RDC/ Un an après l’occupation de Goma, l’ANVC réclame mémoire, justice et deuil national

Par Franck Tshilomba

Un an après l’occupation de la ville de Goma (Nord-Kivu) par les rebelles du M23/AFC, soutenus par l’armée rwandaise, l’Association Nationale des Victimes du Congo (ANVC) a fait ce mardi 27 janvier à la presse une déclaration marquée par la douleur, la dénonciation et l’appel à la justice.

Pour l’ANVC, le 27 janvier ne peut en aucun cas être considéré comme une date de victoire, mais doit rester un jour de deuil, de mémoire et de recueillement national.

Selon cette structure, les informations recueillies auprès des victimes, des survivants et des organisations de défense des droits humains, font état de plus de dix mille personnes qui ont perdu la vie à Goma et dans ses environs depuis le début de l’occupation.
Plus de trois mille autres ont été blessées, certaines arrachées de force des hôpitaux alors qu’elles recevaient encore des soins, en violation flagrante du droit international humanitaire.

L’ANVC dénonce de graves exactions commises contre les populations civiles, notamment la mutilation de corps sans vie, l’enlèvement de blessés de guerre et de patients hospitalisés, la destruction d’infrastructures sanitaires, le saccage de sites de déplacés internes ainsi que des pillages organisés.

L’association s’interroge également sur le sort des biens pillés en République démocratique du Congo, évoquant leur possible transfert vers le Rwanda.

Femmes, enfants, jeunes et personnes âgées figurent parmi les principales victimes de cette occupation armée. Bombardements aveugles, exécutions sommaires, enlèvements, tortures, violences sexuelles et climat de terreur ont profondément marqué la population de Goma et des zones environnantes.

En ce jour de mémoire, l’ANVC appelle tous les Congolais, la diaspora, la communauté nationale et internationale, ainsi que toutes les victimes et survivants, à s’unir pour honorer les morts et refuser toute banalisation de ces crimes, qualifiés de violations graves des droits humains et du droit international humanitaire.
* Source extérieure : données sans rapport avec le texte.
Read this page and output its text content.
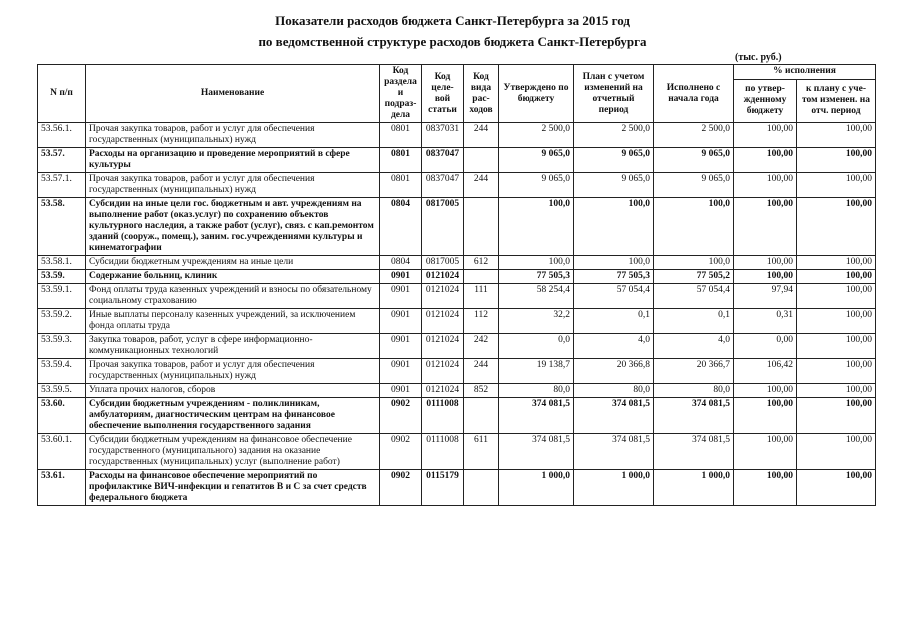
Показатели расходов бюджета Санкт-Петербурга за 2015 год
по ведомственной структуре расходов бюджета Санкт-Петербурга
(тыс. руб.)
N п/п	Наименование	Код раздела и подраз-дела	Код целе-вой статьи	Код вида рас-ходов	Утверждено по бюджету	План с учетом изменений на отчетный период	Исполнено с начала года	% исполнения	
								по утвер-жденному бюджету	к плану с уче-том изменен. на отч. период
53.56.1.	Прочая закупка товаров, работ и услуг для обеспечения государственных (муниципальных) нужд	0801	0837031	244	2 500,0	2 500,0	2 500,0	100,00	100,00
53.57.	Расходы на организацию и проведение мероприятий в сфере культуры	0801	0837047		9 065,0	9 065,0	9 065,0	100,00	100,00
53.57.1.	Прочая закупка товаров, работ и услуг для обеспечения государственных (муниципальных) нужд	0801	0837047	244	9 065,0	9 065,0	9 065,0	100,00	100,00
53.58.	Субсидии на иные цели гос. бюджетным и авт. учреждениям на выполнение работ (оказ.услуг) по сохранению объектов культурного наследия, а также работ (услуг), связ. с кап.ремонтом зданий (сооруж., помещ.), заним. гос.учреждениями культуры и кинематографии	0804	0817005		100,0	100,0	100,0	100,00	100,00
53.58.1.	Субсидии бюджетным учреждениям на иные цели	0804	0817005	612	100,0	100,0	100,0	100,00	100,00
53.59.	Содержание больниц, клиник	0901	0121024		77 505,3	77 505,3	77 505,2	100,00	100,00
53.59.1.	Фонд оплаты труда казенных учреждений и взносы по обязательному социальному страхованию	0901	0121024	111	58 254,4	57 054,4	57 054,4	97,94	100,00
53.59.2.	Иные выплаты персоналу казенных учреждений, за исключением фонда оплаты труда	0901	0121024	112	32,2	0,1	0,1	0,31	100,00
53.59.3.	Закупка товаров, работ, услуг в сфере информационно-коммуникационных технологий	0901	0121024	242	0,0	4,0	4,0	0,00	100,00
53.59.4.	Прочая закупка товаров, работ и услуг для обеспечения государственных (муниципальных) нужд	0901	0121024	244	19 138,7	20 366,8	20 366,7	106,42	100,00
53.59.5.	Уплата прочих налогов, сборов	0901	0121024	852	80,0	80,0	80,0	100,00	100,00
53.60.	Субсидии бюджетным учреждениям - поликлиникам, амбулаториям, диагностическим центрам на финансовое обеспечение выполнения государственного задания	0902	0111008		374 081,5	374 081,5	374 081,5	100,00	100,00
53.60.1.	Субсидии бюджетным учреждениям на финансовое обеспечение государственного (муниципального) задания на оказание государственных (муниципальных) услуг (выполнение работ)	0902	0111008	611	374 081,5	374 081,5	374 081,5	100,00	100,00
53.61.	Расходы на финансовое обеспечение мероприятий по профилактике ВИЧ-инфекции и гепатитов В и С за счет средств федерального бюджета	0902	0115179		1 000,0	1 000,0	1 000,0	100,00	100,00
L’association demande officiellement au gouvernement de la République démocratique du Congo de déclarer le 27 janvier journée de deuil national afin de rendre hommage aux victimes de Goma et de toutes les zones touchées par l’agression armée.

Elle plaide également pour que les autorités, avec l’appui de leurs partenaires, franchissent l’étape de la réparation des victimes, condition essentielle à leur survie et à leur dignité.

Enfin, l’ANVC réitère son appel à l’ouverture et à l’accélération de poursuites judiciaires internationales contre tous les auteurs, co-auteurs et commanditaires des crimes commis à Goma et dans les territoires sous occupation.

Pour l’ANVC, le 27 janvier doit rester un symbole de solidarité nationale, d’engagement pour la vérité et de combat pour la justice et la dignité des victimes du Congo.